Il ricana plus fort encore, son rire mesquin résonnant dans le tunnel. Pour la forme, elle lui envoya un caillou qui traînait prêt d'elle à la figure mais visa tellement mal qu'il n'eut même pas à se déplacer pour l'éviter.
- Je voulais dire pour reprendre ta vie. Le temps passe tellement lentement que j'ai l'impression que ça fait déjà des semaines qu'on est coincés là...
Définitivement un sujet qu'elle ne préférait pas aborder, mais en l'occurrence ça paraissait compliqué d'y couper sans avoir l'air encore plus étrange qu'elle n'en avait déjà l'air. Elle savait que son comportement secret commençait à donner la mauvaise impression, même si elle trouvait qu'eux-mêmes étaient assez secrets sur bien des sujets.
- J'sais pas... J'ai du mal à voir au delà de « maintenant » si tu vois ce que je veux dire.
Elle dégagea ses pieds de l'ouverture pour s'asseoir face à Mathias. Son t-shirt était couvert de boue et de remblai, mais pour être honnête ils avaient tous les trois la même dégaine : celle de gamins qui avaient passé une journée à jouer dans des flaques de boue mais personne ne les attendait avec une tasse fumante à la maison ce soir pour les débarbouiller. Il hocha la tête, son expression était bien plus sérieuse qu'elle ne s'y serait attendue.
- Je pense qu'on est tous bons pour une bonne semaine de cellule psychologique. J'étais censé repartir dans les bataillons d'explorations dans les semaines à venir mais c'est cuit, pareil pour Mitsu.
- Attends qu'on commence à se manger les uns et les autres, tu verras où on finira en sortant.
- Toujours moins pire que finir chez les Eugénistes, hein ?

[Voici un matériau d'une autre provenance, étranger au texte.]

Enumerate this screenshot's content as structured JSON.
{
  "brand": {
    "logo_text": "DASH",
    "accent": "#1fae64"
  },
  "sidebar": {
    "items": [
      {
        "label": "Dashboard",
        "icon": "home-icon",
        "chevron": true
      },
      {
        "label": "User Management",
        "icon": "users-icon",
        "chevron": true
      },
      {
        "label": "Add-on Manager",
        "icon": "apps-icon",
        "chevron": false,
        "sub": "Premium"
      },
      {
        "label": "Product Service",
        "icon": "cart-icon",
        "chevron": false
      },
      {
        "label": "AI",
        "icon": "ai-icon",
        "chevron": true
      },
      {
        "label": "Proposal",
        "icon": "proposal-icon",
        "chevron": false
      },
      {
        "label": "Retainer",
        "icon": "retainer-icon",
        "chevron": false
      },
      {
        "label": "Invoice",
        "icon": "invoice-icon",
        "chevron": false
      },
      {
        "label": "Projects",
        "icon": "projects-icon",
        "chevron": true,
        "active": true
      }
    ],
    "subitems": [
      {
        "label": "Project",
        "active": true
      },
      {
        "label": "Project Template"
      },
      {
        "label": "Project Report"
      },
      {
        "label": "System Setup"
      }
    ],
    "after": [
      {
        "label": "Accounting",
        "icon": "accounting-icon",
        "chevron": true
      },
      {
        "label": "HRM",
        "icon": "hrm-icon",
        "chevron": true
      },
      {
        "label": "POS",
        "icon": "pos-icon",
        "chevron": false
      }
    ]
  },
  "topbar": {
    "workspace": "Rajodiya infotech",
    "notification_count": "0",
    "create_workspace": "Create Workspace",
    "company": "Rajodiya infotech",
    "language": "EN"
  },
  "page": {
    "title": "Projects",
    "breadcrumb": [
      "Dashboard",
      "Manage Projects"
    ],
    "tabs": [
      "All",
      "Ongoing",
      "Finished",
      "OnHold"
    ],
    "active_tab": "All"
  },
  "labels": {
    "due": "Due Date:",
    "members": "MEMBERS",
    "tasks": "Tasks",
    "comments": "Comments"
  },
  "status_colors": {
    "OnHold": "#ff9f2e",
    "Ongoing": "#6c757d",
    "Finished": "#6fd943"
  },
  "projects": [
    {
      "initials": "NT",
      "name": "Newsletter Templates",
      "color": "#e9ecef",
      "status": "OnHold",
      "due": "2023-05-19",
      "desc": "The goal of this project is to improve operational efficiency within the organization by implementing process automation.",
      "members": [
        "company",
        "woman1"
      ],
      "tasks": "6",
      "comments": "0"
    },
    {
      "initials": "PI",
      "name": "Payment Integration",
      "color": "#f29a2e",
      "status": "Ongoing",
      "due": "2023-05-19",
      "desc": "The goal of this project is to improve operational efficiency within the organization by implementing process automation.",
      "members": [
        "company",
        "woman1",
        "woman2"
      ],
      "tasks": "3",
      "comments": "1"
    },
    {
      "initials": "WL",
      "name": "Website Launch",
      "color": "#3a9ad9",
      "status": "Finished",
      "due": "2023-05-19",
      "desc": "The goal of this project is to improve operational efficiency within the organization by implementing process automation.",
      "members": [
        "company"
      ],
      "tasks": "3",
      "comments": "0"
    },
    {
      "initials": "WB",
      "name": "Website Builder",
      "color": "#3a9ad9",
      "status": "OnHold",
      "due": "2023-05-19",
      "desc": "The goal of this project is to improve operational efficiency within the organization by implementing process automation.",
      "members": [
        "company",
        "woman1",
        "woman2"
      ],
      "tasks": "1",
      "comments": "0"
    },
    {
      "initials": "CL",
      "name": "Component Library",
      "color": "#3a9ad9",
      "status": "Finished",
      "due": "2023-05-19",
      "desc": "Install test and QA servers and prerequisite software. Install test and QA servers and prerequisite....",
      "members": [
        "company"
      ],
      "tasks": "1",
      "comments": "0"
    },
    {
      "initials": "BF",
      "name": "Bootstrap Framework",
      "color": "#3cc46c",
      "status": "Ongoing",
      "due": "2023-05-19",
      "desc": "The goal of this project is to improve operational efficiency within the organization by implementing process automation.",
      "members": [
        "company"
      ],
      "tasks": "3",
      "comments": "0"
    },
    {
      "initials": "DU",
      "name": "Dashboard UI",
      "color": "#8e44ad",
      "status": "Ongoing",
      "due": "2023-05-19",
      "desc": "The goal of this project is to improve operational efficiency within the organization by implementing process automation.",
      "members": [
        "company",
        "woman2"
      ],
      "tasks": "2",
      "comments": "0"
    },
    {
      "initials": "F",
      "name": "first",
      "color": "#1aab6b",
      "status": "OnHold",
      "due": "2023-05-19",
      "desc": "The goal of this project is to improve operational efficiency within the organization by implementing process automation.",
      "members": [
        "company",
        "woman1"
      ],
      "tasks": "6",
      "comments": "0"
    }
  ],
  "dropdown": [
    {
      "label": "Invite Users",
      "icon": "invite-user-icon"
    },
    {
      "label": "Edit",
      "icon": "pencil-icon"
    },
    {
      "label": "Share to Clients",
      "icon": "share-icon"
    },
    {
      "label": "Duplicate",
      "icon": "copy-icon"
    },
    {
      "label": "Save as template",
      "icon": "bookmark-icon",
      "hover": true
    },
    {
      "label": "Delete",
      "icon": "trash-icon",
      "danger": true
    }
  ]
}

Elisabeth ne répondit pas et se laissa tomber sur ses pieds, parler de pomme lui avait donné faim. Elle rejoignit les sacs à dos, posés non loin du châtain pour aller y chercher une barre protéinée. C'était les seules choses comestibles qui leur restait à emmener avec eux, les produits frais qui n'avaient pas encore tournés se raréfiaient et la pénurie de vivres commençait à devenir une possibilité effrayante.
- Au pire, t'auras quelques semaines de retard de cours, c'est ça ? demanda-t-il.
Au pire ? Au pire, elle perdait ses boulots de nuit et donc ses uniques sources de revenus. Mais si elle lui avouait ça, elle devrait expliquer quel genre de « travail » elle faisait, avec qui elle était en contact et les implications légales et illégales de tout le bazar, de même que pourquoi elle avait coupé les ponts avec sa famille à la Bastille et pourquoi elle n'y retournerait sans doute jamais. Et il en était hors de question, sa tête était toujours penchée vers l'intérieur du sac à dos, son expression cachée par sa lourde tresse et sa main fourrageant à la recherche d'un en-cas, alors elle décida d'éluder :
- Mais on ne sait toujours pas ce qu'il se passe dehors, n'est-ce pas ? La ville pourrait bien être à feu et à sang, l'ennemi dans nos terres et l'espèce humaine telle qu'on la connaît vouée à disparaître. - elle releva la tête - N'est-ce pas ?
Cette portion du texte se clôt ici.